Les Euvres de Louïze Labé Lionnoize constituent d’abord une variation sur un modèle éditorial venu d’Italie, où, depuis 1537, on a commencé d’imprimer des livres de poésie en langue vulgaire signées par des femmes [Jones 1990 ; Robin 2007 ; Cox 2008 ; Tarsi 2018 ; Richardson 2020]. Plusieurs des spécificités du livre proviennent de ces modèles italiens.

Parler d’amour en vers et en prose

En 1547, paraissent parallèlement à Venise deux livres signés par la « courtisane lettrée » Tullia d’Aragona : un recueil de vers et un dialogue philosophique sur « l’infinité d’amour », dont l’un des interlocuteurs, Lattanzio Benucci, est également l’auteur d’un des sonnets italiens des « Escriz de divers Poëtes à la louenge de Louïze Labé Lionnoize », attestant du contact entre la création lyonnaise et ces modèles italiens.

Rime della Signora Tullia di Aragona : et di diversi a lei (Venise, Giolito, 1547)
Dialogo della Signora Tullia d’Aragona della infinità di amore (Venise, Giolito, 1547)

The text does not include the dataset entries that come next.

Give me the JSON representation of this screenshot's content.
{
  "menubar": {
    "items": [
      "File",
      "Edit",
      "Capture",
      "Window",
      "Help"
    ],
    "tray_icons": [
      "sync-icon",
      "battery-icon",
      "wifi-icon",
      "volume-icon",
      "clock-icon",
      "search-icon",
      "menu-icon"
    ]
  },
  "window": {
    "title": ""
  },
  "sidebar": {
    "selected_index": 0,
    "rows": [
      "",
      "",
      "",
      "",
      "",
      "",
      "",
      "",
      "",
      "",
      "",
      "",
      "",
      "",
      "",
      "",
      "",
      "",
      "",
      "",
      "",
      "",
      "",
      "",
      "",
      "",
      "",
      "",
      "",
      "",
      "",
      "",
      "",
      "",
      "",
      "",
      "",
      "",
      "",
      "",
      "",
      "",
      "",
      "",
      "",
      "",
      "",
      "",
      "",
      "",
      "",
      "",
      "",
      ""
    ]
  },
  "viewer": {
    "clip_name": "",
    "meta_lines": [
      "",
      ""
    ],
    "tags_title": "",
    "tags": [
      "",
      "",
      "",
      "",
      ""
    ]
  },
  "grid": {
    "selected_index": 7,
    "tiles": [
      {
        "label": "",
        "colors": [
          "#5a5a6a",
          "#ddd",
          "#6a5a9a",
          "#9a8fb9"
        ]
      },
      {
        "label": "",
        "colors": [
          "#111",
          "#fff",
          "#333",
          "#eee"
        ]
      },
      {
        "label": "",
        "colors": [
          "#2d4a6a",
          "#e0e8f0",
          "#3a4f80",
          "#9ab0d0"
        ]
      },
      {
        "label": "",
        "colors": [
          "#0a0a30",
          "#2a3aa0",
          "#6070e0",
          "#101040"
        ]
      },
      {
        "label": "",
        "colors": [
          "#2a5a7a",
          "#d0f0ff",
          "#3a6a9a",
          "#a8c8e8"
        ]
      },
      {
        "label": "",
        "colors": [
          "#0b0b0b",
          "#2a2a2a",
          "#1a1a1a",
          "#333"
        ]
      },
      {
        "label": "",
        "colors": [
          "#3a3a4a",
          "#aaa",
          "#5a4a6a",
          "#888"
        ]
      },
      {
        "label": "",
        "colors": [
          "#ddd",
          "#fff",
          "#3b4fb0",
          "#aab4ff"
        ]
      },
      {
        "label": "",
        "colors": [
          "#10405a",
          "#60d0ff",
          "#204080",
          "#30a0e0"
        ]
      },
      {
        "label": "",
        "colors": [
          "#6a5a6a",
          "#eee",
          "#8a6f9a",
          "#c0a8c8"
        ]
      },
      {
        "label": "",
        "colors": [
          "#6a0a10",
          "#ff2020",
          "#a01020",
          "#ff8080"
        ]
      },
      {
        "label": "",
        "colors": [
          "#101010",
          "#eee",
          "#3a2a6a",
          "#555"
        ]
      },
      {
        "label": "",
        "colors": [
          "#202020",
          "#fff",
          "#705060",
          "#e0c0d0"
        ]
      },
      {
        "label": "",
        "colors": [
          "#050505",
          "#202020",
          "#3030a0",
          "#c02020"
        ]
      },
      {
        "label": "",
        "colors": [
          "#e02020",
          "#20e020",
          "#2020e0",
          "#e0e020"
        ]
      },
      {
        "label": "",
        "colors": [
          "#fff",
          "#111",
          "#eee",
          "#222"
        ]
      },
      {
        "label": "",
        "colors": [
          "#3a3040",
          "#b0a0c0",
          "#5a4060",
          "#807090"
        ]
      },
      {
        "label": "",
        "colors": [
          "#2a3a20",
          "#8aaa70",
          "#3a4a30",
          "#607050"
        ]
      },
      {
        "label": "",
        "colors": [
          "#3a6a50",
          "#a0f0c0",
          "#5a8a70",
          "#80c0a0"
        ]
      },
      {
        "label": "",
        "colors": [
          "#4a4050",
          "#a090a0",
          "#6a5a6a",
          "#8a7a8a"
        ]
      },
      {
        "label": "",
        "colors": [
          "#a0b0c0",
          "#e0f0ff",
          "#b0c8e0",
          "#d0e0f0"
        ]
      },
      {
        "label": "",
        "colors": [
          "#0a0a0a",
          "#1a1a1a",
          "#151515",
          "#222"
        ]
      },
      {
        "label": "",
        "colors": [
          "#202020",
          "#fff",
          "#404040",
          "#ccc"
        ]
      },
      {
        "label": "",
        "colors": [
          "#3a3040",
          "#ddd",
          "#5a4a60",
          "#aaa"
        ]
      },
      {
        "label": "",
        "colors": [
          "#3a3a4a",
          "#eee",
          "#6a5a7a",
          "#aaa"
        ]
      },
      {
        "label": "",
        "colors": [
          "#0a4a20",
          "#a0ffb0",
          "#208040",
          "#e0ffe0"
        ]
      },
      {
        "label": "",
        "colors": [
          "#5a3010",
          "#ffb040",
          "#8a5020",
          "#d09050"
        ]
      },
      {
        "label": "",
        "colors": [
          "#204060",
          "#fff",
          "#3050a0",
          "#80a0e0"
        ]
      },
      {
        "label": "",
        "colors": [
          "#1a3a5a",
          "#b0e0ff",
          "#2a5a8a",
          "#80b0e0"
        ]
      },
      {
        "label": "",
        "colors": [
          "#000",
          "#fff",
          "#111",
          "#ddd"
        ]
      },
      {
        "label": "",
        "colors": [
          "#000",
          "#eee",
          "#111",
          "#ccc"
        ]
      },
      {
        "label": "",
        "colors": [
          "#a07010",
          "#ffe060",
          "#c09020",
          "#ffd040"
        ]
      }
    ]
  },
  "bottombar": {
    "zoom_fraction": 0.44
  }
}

En 1555, la même association de vers et de prose se retrouve dans un livre publié à Lucques par Chiara Matraini, une femme issue d’un milieu de tisserands, comparable à celui duquel provient Louise Labé : Rime et prose di Madonna Chiara Matraini, gentildonna Lucchese. Les poèmes sont ici suivis de deux pièces de prose, une « Lettera » sur l’amour et une « Orazione dell’arte della guerra ». L’autrice y défend, dans des termes proches de ceux de Louise Labé, le droit d’une femme « à l’étude et à l’écriture » (« ne gli studi e nello scrivere »), même lorsqu’elle n’est « pas née du sang le plus noble, ni n’a été élevée dans les plus superbes palais parmi de nombreuses et très abondantes richesses » (« donna non de’ più alti sangui nata, né dentro i più superbi palagi fra copoiose e abbondantissime richezze nodrita »).